Bruce said:
In order to show my question, I have written three simple class.
class A {
int id;
String name;
public void f() {}
public void g() {}
}
class B {
int id;
public void f() {}
}
class C extends B {
String name;
public void g() {}
}
Is it the size of the object of class C equal to the object of
class A, or bigger than it?
Well, class A contains an int and a String member variable. Class C
contains an int and a String variable (one of which is inherited from
B), so it should be the same size as A.
This all assumes, of course, a very simple and straightforward Java
compilation model. At any rate, this is what you'd expect from what is
actually contained in the resulting compiled Java bytecode and symbol
table.
It also assumes that there are no alignment issues to deal with, and
that an int and a String variable are both one 32-bit "word" in size.
If a object reference is bigger (which could be the case on 64-bit
CPUs), then the order in which the base and derived members occur could
cause one class to be larger than the other because it contains padding
bytes to force proper alignment of the members. There is no general
rule about whether inherited members occur before or after derived
members in memory. In fact, there is no general rule about what order
the class members occur in at all; the JVM has a lot of
leeway in deciding how to arrange the member variables.
How the JVM actually chooses to lay out the object types in memory may
differ from this, for a variety of reasons.
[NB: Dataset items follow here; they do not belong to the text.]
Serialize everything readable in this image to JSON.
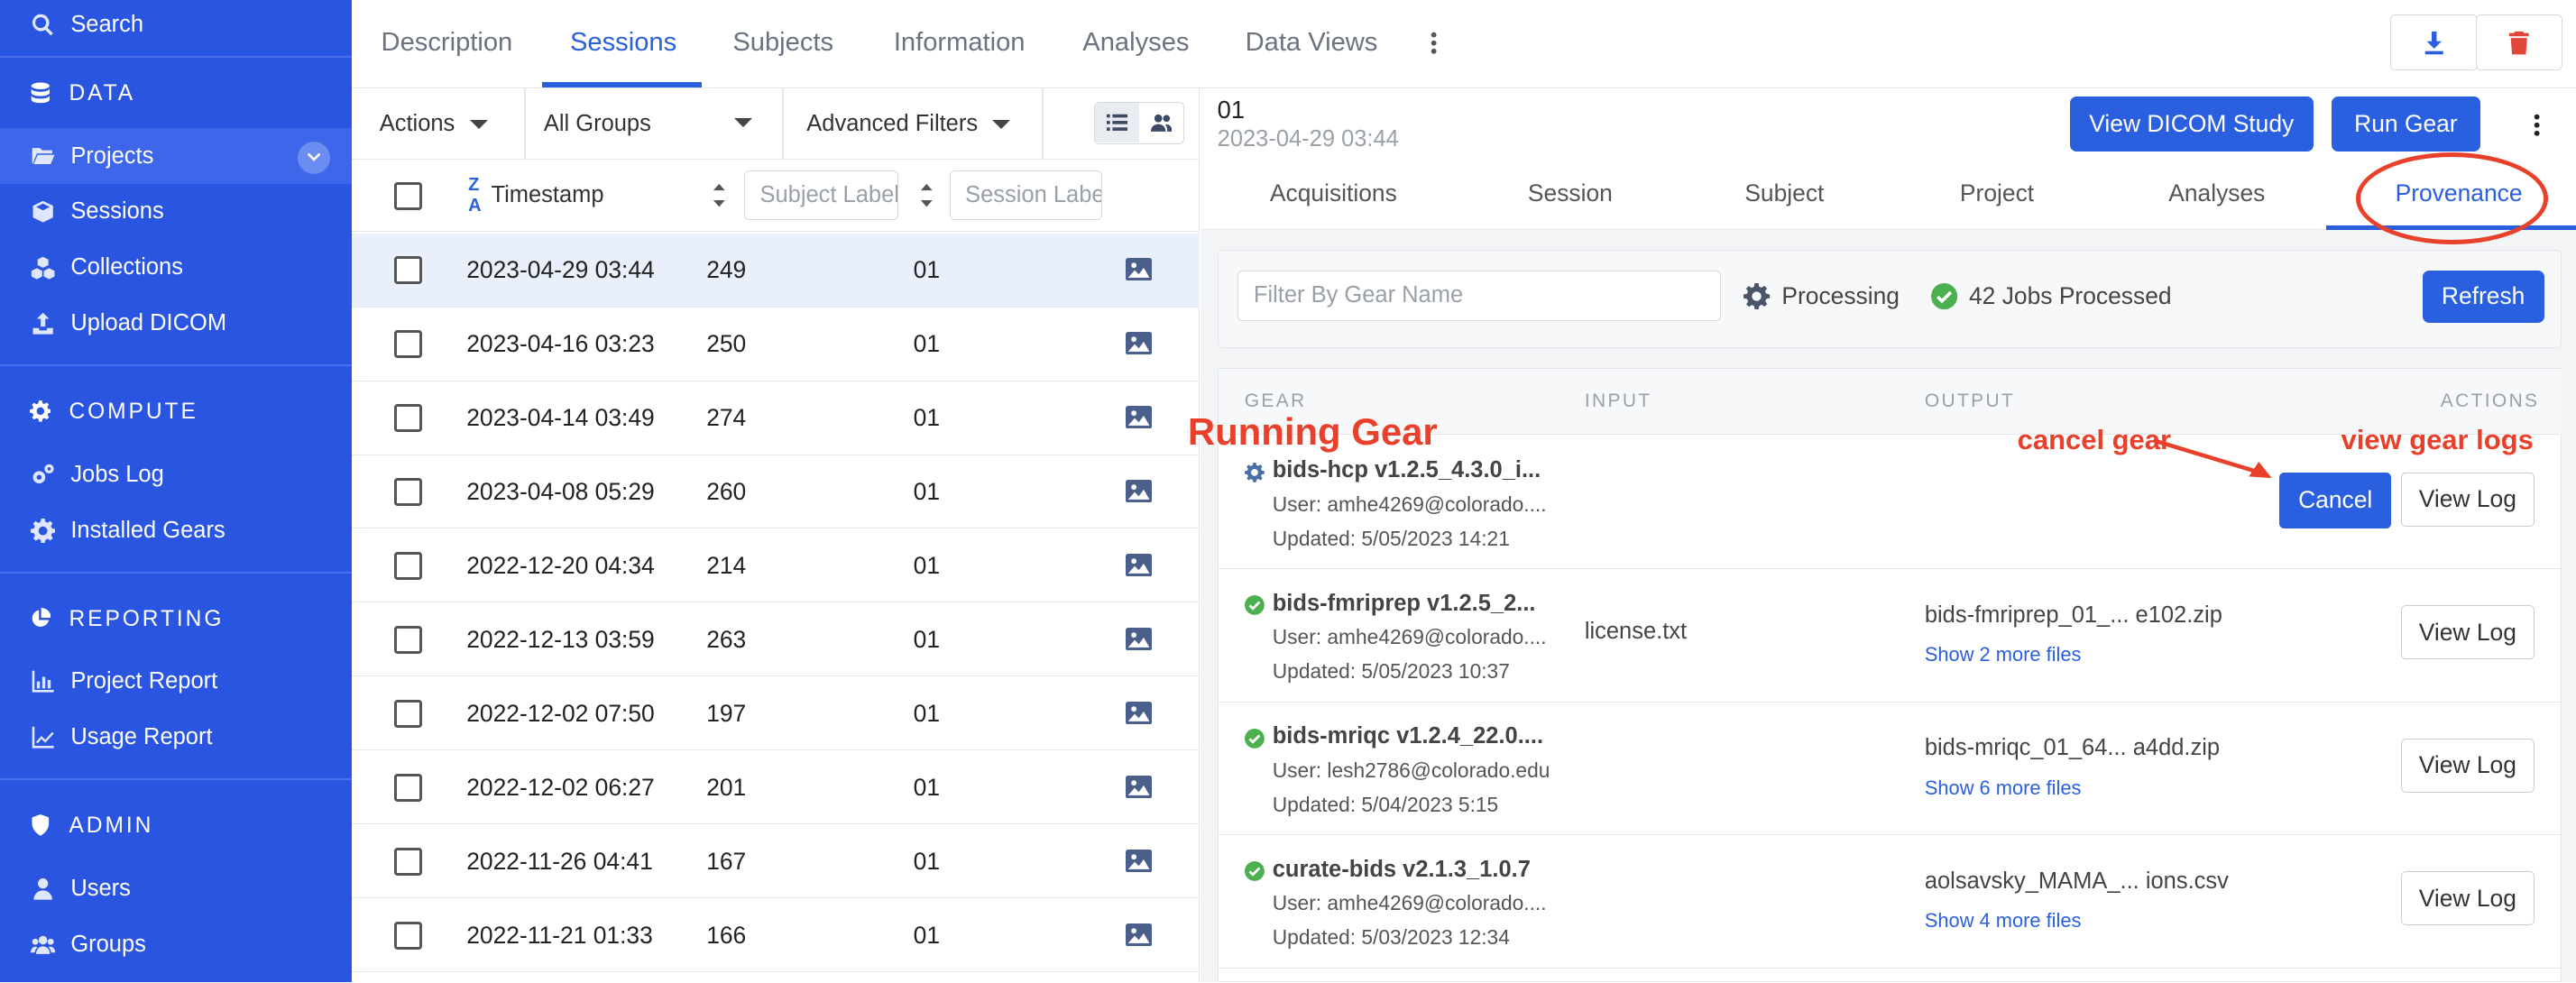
{
  "sidebar": {
    "search": "Search",
    "data_section": "DATA",
    "projects": "Projects",
    "sessions": "Sessions",
    "collections": "Collections",
    "upload_dicom": "Upload DICOM",
    "compute_section": "COMPUTE",
    "jobs_log": "Jobs Log",
    "installed_gears": "Installed Gears",
    "reporting_section": "REPORTING",
    "project_report": "Project Report",
    "usage_report": "Usage Report",
    "admin_section": "ADMIN",
    "users": "Users",
    "groups": "Groups"
  },
  "top_tabs": {
    "description": "Description",
    "sessions": "Sessions",
    "subjects": "Subjects",
    "information": "Information",
    "analyses": "Analyses",
    "data_views": "Data Views"
  },
  "toolbar": {
    "actions": "Actions",
    "groups": "All Groups",
    "filters": "Advanced Filters"
  },
  "table": {
    "ts_header": "Timestamp",
    "subject_placeholder": "Subject Label",
    "session_placeholder": "Session Label",
    "rows": [
      {
        "ts": "2023-04-29 03:44",
        "subject": "249",
        "session": "01"
      },
      {
        "ts": "2023-04-16 03:23",
        "subject": "250",
        "session": "01"
      },
      {
        "ts": "2023-04-14 03:49",
        "subject": "274",
        "session": "01"
      },
      {
        "ts": "2023-04-08 05:29",
        "subject": "260",
        "session": "01"
      },
      {
        "ts": "2022-12-20 04:34",
        "subject": "214",
        "session": "01"
      },
      {
        "ts": "2022-12-13 03:59",
        "subject": "263",
        "session": "01"
      },
      {
        "ts": "2022-12-02 07:50",
        "subject": "197",
        "session": "01"
      },
      {
        "ts": "2022-12-02 06:27",
        "subject": "201",
        "session": "01"
      },
      {
        "ts": "2022-11-26 04:41",
        "subject": "167",
        "session": "01"
      },
      {
        "ts": "2022-11-21 01:33",
        "subject": "166",
        "session": "01"
      }
    ]
  },
  "detail": {
    "title": "01",
    "date": "2023-04-29 03:44",
    "view_dicom": "View DICOM Study",
    "run_gear": "Run Gear",
    "tabs": {
      "acquisitions": "Acquisitions",
      "session": "Session",
      "subject": "Subject",
      "project": "Project",
      "analyses": "Analyses",
      "provenance": "Provenance"
    },
    "filter_placeholder": "Filter By Gear Name",
    "processing": "Processing",
    "jobs_processed": "42 Jobs Processed",
    "refresh": "Refresh",
    "col_gear": "GEAR",
    "col_input": "INPUT",
    "col_output": "OUTPUT",
    "col_actions": "ACTIONS",
    "jobs": [
      {
        "name": "bids-hcp v1.2.5_4.3.0_i...",
        "user": "User: amhe4269@colorado....",
        "updated": "Updated: 5/05/2023 14:21",
        "input": "",
        "output": "",
        "more": "",
        "cancel": "Cancel",
        "log": "View Log"
      },
      {
        "name": "bids-fmriprep v1.2.5_2...",
        "user": "User: amhe4269@colorado....",
        "updated": "Updated: 5/05/2023 10:37",
        "input": "license.txt",
        "output": "bids-fmriprep_01_... e102.zip",
        "more": "Show 2 more files",
        "log": "View Log"
      },
      {
        "name": "bids-mriqc v1.2.4_22.0....",
        "user": "User: lesh2786@colorado.edu",
        "updated": "Updated: 5/04/2023 5:15",
        "input": "",
        "output": "bids-mriqc_01_64... a4dd.zip",
        "more": "Show 6 more files",
        "log": "View Log"
      },
      {
        "name": "curate-bids v2.1.3_1.0.7",
        "user": "User: amhe4269@colorado....",
        "updated": "Updated: 5/03/2023 12:34",
        "input": "",
        "output": "aolsavsky_MAMA_... ions.csv",
        "more": "Show 4 more files",
        "log": "View Log"
      }
    ]
  },
  "annotations": {
    "running_gear": "Running Gear",
    "cancel_gear": "cancel gear",
    "view_gear_logs": "view gear logs",
    "color": "#e8402a"
  },
  "colors": {
    "sidebar": "#2a55e0",
    "accent": "#2a5fe0",
    "success": "#4caf50"
  }
}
Generally, though, you're
safe in assuming that every object takes up at least one word, which is
its hidden class type pointer (similar to a C++ object's _vtbl
pointer), and possibly another word for a synchronization lock.
Implementing one or more interfaces may also complicate the memory
layout. In general, though, inheritance should not add any extra space
to objects other than the base class member variables.
-drt